EKBIS.CO, JAKARTA -- Pemerintah diminta melindungi rokok kretek karena termasuk warisan budaya negeri ini. Tokoh masyarakat Yogyakarta GKR Cindrokirono mengatakan perlindungan bisa dilakukan dengan mengeluarkan kebijakan-kebijakan yang berpihak kepada tenaga kerja yang terlibat di dalamnya.
Para pelinting rokok, sebut GKR Cindrokirono, sangat menggantungkan kehidupannya pada pekerjaan ini demi kelangsungan keluarganya. "Kami hanya bisa berharap agar Pemerintah dapat melihat dan meneliti kembali kebijakan-kebijakan yang telah diputuskan sebelum menggerus habis industri sigaret kretek tangan,” ujar putri Sri Sultan Hamengkubuwono X itu.

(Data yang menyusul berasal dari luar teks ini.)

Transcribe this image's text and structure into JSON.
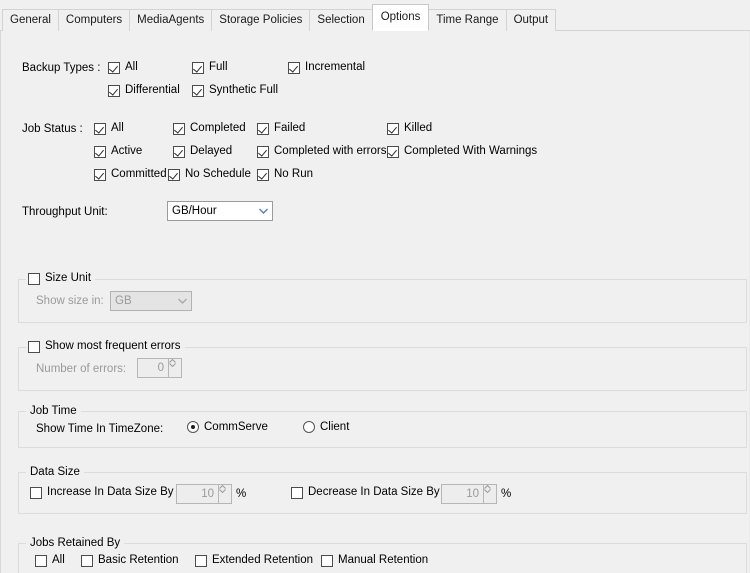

Berdasarkan hasil berbagai penelitian, GKR Cindrokirono mengatakan, rokok kretek mampu menghidupi banyak orang di wilayah Yogyakarta dan sekitarnya sejak akhir abad ke-18. Persebaran produksi rokok kretek dimulai dari usaha-usaha kerajinan rakyat, hingga akhirnya berkembang menjadi industri kecil, bahkan perusahaan.
“Sejak tahun 1900-an, kretek telah menjadi bagian kehidupan masyarakat Yogyakarta yang diwariskan secara turun temurun dan Yogyakarta sudah menjadi bagian dari perjalanan panjang sejarah kretek di Indonesia," katanya.
Lebih dari satu abad, kretek telah mewarnai kehidupan masyarakat Yogyakarta. "Jangan sampai salah satu warisan budaya kita yang sudah turun temurun ini hanya dilihat sebelah mata dan hilang,” tutup GKR Condrokirono.
Mitra Produksi Sigaret Indonesia (MPSI) meminta pemerintah melindungi segmen rokok kretek menyusul adanya kebijakan yang membuat pelaku usaha kecil di segmen rokok kretek mulai resah. Permintaan disampaikan menanggapi keluhan pelaku usaha industri rokok. Ini terkait rencana pemerintah yang akan menaikkan batasan produksi SKT golongan 2 dari 2 miliar menjadi 3 miliar batang.
Ketua MSI Joko Wahyudi mengatakan wacana ini menimbulkan kegelisahan di industri rokok. Ia khawatir rencana itu juga akan menciptakan dampak sosial ekonomi yang besar. Puluhan ribu buruh bisa terkena Pemutusan Hubungan Kerja (PHK).
“Bagaimana mungkin sebuah pabrikan yang memiliki modal besar dan merupakan salah satu pabrikan besar dunia ingin menaikkan batasan produksi sigaret kretek tangan golongan 2 yang tarif cukainya lebih murah?" ujar Joko, dalam keterangannya, Jumat (13/9). "Ini jelas-jelas menguntungkan satu pabrikan besar asing saja, dan merugikan pihak lainnya."
Dia mengatakan, usulan kenaikan batasan produksi SKT golongan 2 yang diajukan satu perusahaan besar asing ini akan menyebabkan 28 ribu pelinting yang bekerja di pabrikan SKT golongan 1 akan kehilangan pekerjaan. Tak hanya itu, negara juga berpotensi kehilangan penerimaan cukai sekitar Rp 1 triliun.
Tanpa adanya kenaikan batasan produksi SKT golongan 2, para buruh linting telah menderita lantaran penurunan pangsa pasar SKT secara tajam dari 37 persen pada 2006 menjadi 17 persen pada 2018. Bahkan pada 2019, ujar Joko, sejumlah pabrikan SKT golongan 1 telah mengurangi produksinya, serta meliburkan puluhan ribu pelinting selama beberapa hari.
“Maka itu, kami berharap pemerintah tidak tunduk pada usulan pabrikan besar asing, yang hanya menyengsarakan buruh linting yang sudah terpuruk,” kata Joko.